Cultural literacy includes taking personal inventory of how your education about the world is incomplete or reflects problematic biases. In my case, since my early twenties, I’ve been fairly conscious with respect to the ecological crisis due to immersion in environmental activism, attuned to LGBTQ equality due to coming out as bisexual at age seventeen, and critical of American imperialism due to studies abroad in Europe, Latin America, and North Africa. In the last decade, I’ve had to actively pursue ongoing education concerning legacies of racism in North America, the importance of an embodied feminist ethic as a cis-gendered man, and how my experience growing up middle class shaped my views on socio-economic class, privilege, and accessibility. I’ve also become more able to recognize and respond to anti-Semitism, ableism, and more subtle forms of colonialism and erasure of the voices of diverse Indigenous peoples.
This education is ongoing for me and for anyone else who seeks to be a culturally conscious human being. Staying open to ongoing cultural education is selfishly useful in that we get to enjoy more meaningful relationships and more opportunities to deliver on our gifts in the world. A Yoruba proverb states, “May my character not interfere with my destiny.” Similarly, we can intend that our cultural conditioning and blind spots not interfere with our ability to realize our potential. Where are you already secure in your embodied ethic of cultural healing, and where do you feel more vulnerable and in need of growth?
Ancestral healing is not a substitute for this ongoing cultural education; however, seeing our lives in a broader ancestral context can lead us to ask more insightful questions around ways that systemic troubles like patriarchy, white supremacy, settler-colonialism, and empire intersect our lives and lineages. Although my offerings don’t presume to address this vast terrain of potential learning, I do attempt to weave aspects of cultural literacy throughout, and all ancestral healing practitioners are trained to facilitate lineage-level cultural healing work with the ancestors. Consider identifying one gap in your current knowledge, work for a period of time to remedy that, and in doing so, affirm an ethic of life-long learning.
Personal integration refers in this context to the movement toward congruency between worldview, core values, and everyday life. Sustained personal and ancestral healing combined with increased cultural awareness can lead to significant changes in our relationships, our vocation, and how we chose to spend our time. This reorganization is rarely predictable, but a common theme might be something like embracing the journey or committing to a values-driven life.
One of the most important ways to facilitate these changes is to find allies on the path, people who share your values and can kindly hold you accountable to your potential. This may include work with living teachers and mentors, just make sure this mentorship helps you to come home more and more to yourself in authentic ways. This is also a time to care for your physical health and to honor meaningful long-term relationships with people who truly are able to honor your growth even if they do not have the same experience. Ancestral healing, ritual work, and cultural inquiry can all change our daily flow, our habits, and our very body. Allow for this, and value yourself enough to call in the support you need.

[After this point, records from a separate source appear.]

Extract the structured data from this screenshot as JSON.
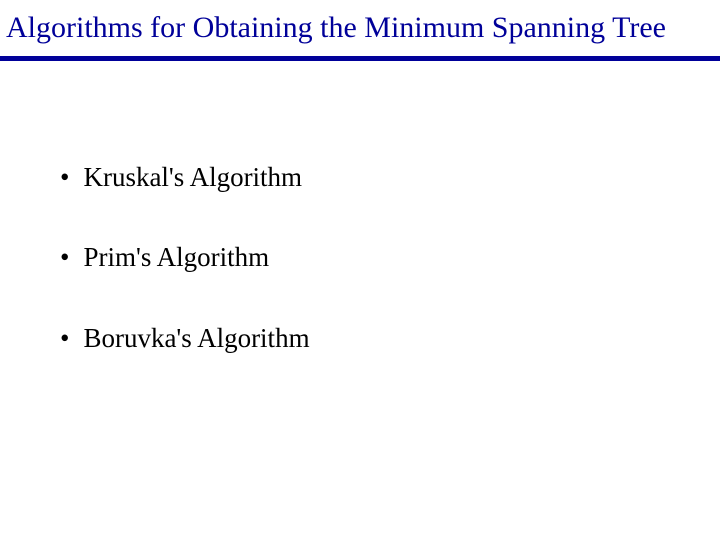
{
  "title": "Algorithms for Obtaining the Minimum Spanning Tree",
  "bullets": {
    "item0": "Kruskal's Algorithm",
    "item1": "Prim's Algorithm",
    "item2": "Boruvka's Algorithm"
  },
  "bullet_char": "•"
}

Consider finding ways to deepen your understanding of the intersections of culture and ritual with heart, mind, and psyche, even if you have no interest in the practice of clinical mental health per se. Staring in October of 2020 I’m guiding a new online course in this inter-disciplinary terrain titled Animist Psychology: Earth, Ancestors, and Mental Health. Finding teachers and traditions that speak to your soul in as many ways as possible at the same time can help to unravel harms incurred as a result of cultural fragmentation. Be hopeful there are such voices and guides who can speak specifically to your life path and that you can be well-resourced through the challenges of further psychological, cultural and spiritual integration.